As multas por problemas no serviço de fornecimento de energia elétrica não são instrumento eficiente de punição das empresas, avalia o assessor-chefe do Procon de São Paulo, Carlos Coscareli. “Só a multa, realmente, com todos os instrumentos protelatórios que elas têm, chega a ser inoperante, a médio prazo pelo menos", disse, em entrevista à Agência Brasil. As diversas instâncias de recurso, nas esferas administrativa e judicial, chegam a trazer, segundo Coscareli, uma “sensação de impunidade" às empresas. “Onde se aposta mais em continuar prestando um serviço de péssima qualidade e tomando algumas multas", ressaltou.
Na noite da última quinta-feira (28), uma falha em uma subestação da Companhia de Transmissão de Energia Elétrica Paulista (Cteep) deixou 700 mil usuários da zona oeste de São Paulo sem luz por pelo menos meia hora.
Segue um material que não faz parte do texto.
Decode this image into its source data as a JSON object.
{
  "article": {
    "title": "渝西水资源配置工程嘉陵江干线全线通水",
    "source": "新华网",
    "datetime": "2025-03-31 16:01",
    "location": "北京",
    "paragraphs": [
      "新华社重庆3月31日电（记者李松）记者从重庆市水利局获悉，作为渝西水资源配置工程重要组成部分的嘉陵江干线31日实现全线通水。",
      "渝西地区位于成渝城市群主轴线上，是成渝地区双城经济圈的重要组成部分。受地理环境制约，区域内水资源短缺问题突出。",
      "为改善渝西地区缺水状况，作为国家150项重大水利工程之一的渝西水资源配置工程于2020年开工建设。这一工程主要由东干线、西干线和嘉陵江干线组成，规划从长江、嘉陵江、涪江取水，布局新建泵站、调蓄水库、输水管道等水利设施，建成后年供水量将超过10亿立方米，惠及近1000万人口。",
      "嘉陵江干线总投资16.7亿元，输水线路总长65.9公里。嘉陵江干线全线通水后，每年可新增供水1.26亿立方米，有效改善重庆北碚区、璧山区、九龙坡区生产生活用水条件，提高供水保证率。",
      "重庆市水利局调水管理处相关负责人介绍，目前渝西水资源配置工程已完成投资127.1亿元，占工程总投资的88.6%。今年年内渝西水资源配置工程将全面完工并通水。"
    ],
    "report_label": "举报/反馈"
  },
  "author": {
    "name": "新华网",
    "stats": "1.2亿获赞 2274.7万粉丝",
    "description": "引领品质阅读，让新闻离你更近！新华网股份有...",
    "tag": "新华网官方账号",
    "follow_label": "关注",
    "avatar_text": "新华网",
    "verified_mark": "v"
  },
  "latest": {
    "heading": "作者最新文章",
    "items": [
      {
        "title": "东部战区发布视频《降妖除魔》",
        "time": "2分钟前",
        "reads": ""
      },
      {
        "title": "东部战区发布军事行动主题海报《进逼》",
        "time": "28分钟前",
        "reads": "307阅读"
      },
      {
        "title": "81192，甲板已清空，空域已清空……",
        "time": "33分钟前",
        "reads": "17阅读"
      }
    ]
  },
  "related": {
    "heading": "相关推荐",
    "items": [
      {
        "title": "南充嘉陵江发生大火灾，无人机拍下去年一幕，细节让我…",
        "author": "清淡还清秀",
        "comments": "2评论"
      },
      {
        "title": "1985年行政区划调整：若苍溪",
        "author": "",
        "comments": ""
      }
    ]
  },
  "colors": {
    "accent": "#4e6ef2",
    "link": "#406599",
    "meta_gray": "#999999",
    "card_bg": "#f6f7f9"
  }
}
De acordo com a companhia, o problema ocorreu devido ao acionamento do sistema de proteção da subestação. A Agência Nacional de Energia Elétrica (Aneel) informou que fará análise do relatório da ocorrência em, no máximo, 15 dias. Caso o documento não esclareça as causas da falha, a agência vai fazer uma apuração no local. Dependendo do resultado do processo, a Cteep poderá ser multada pela interrupção.
A Eletropaulo já recebeu do Procon multas no valor de R$ 18 milhões, mas, até o momento, foram pagos apenas R$ 3,6 milhões. Desde 2007, a Agência Reguladora de Saneamento e Energia do Estado de São Paulo (Arsesp) aplicou R$ 37,6 milhões em multas à concessionária. Desse montante, foram liquidados somente R$ 653,3 mil. As punições são apenas uma pequena fração dos ganhos da Eletropaulo, que, em 2010, teve lucro líquido de R$ 1,34 bilhão. A companhia diz que, desde 2006, aplicou R$ 3 bilhões na melhoria dos serviços e espera investir mais R$ 3 bilhões até 2015.